Real-time evaluations of the severity of depressive symptoms are of great significance for the diagnosis and treatment of patients with major depressive disorder (MDD). In clinical practice, the evaluation approaches are mainly based on psychological scales and doctor-patient interviews, which are time-consuming and labor-intensive. Also, the accuracy of results mainly depends on the subjective judgment of the clinician. With the development of artificial intelligence (AI) technology, more and more machine learning methods are used to diagnose depression by appearance characteristics. Most of the previous research focused on the study of single-modal data; however, in recent years, many studies have shown that multi-modal data has better prediction performance than single-modal data. This study aimed to develop a measurement of depression severity from expression and action features and to assess its validity among the patients with MDD.
We proposed a multi-modal deep convolutional neural network (CNN) to evaluate the severity of depressive symptoms in real-time, which was based on the detection of patients’ facial expression and body movement from videos captured by ordinary cameras. We established behavioral depression degree (BDD) metrics, which combines expression entropy and action entropy to measure the depression severity of MDD patients.

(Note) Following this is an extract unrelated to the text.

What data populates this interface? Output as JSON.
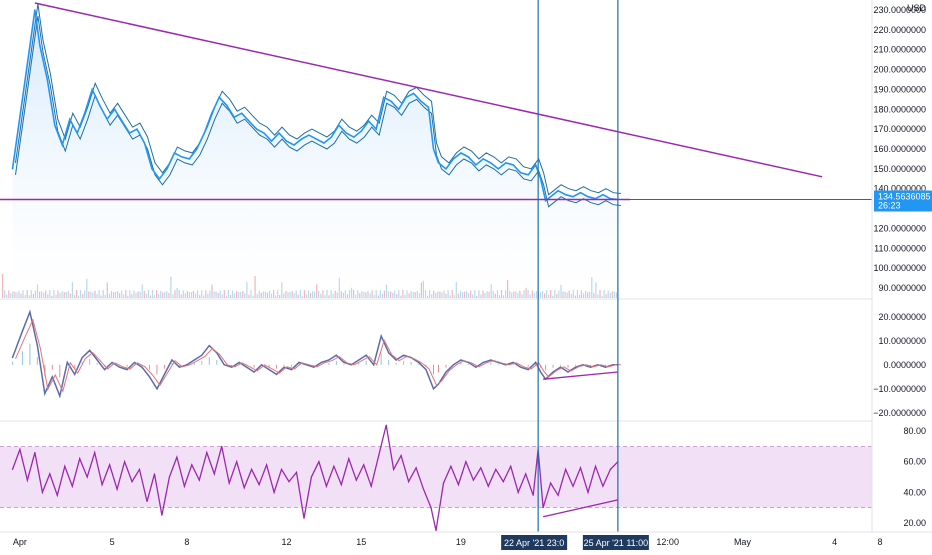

We found that the information extracted from different modes, when integrated in appropriate proportions, can significantly improve the accuracy of the evaluation, which has not been reported in previous studies. This method presented an over 74% Pearson similarity between BDD and self-rating depression scale (SDS), self-rating anxiety scale (SAS), and Hamilton depression scale (HAMD). In addition, we tracked and evaluated the changes of BDD in patients at different stages of a course of treatment and the results obtained were in agreement with the evaluation from the scales.
The BDD can effectively measure the current state of patients’ depression and its changing trend according to the patient’s expression and action features. Our model may provide an automatic auxiliary tool for the diagnosis and treatment of MDD.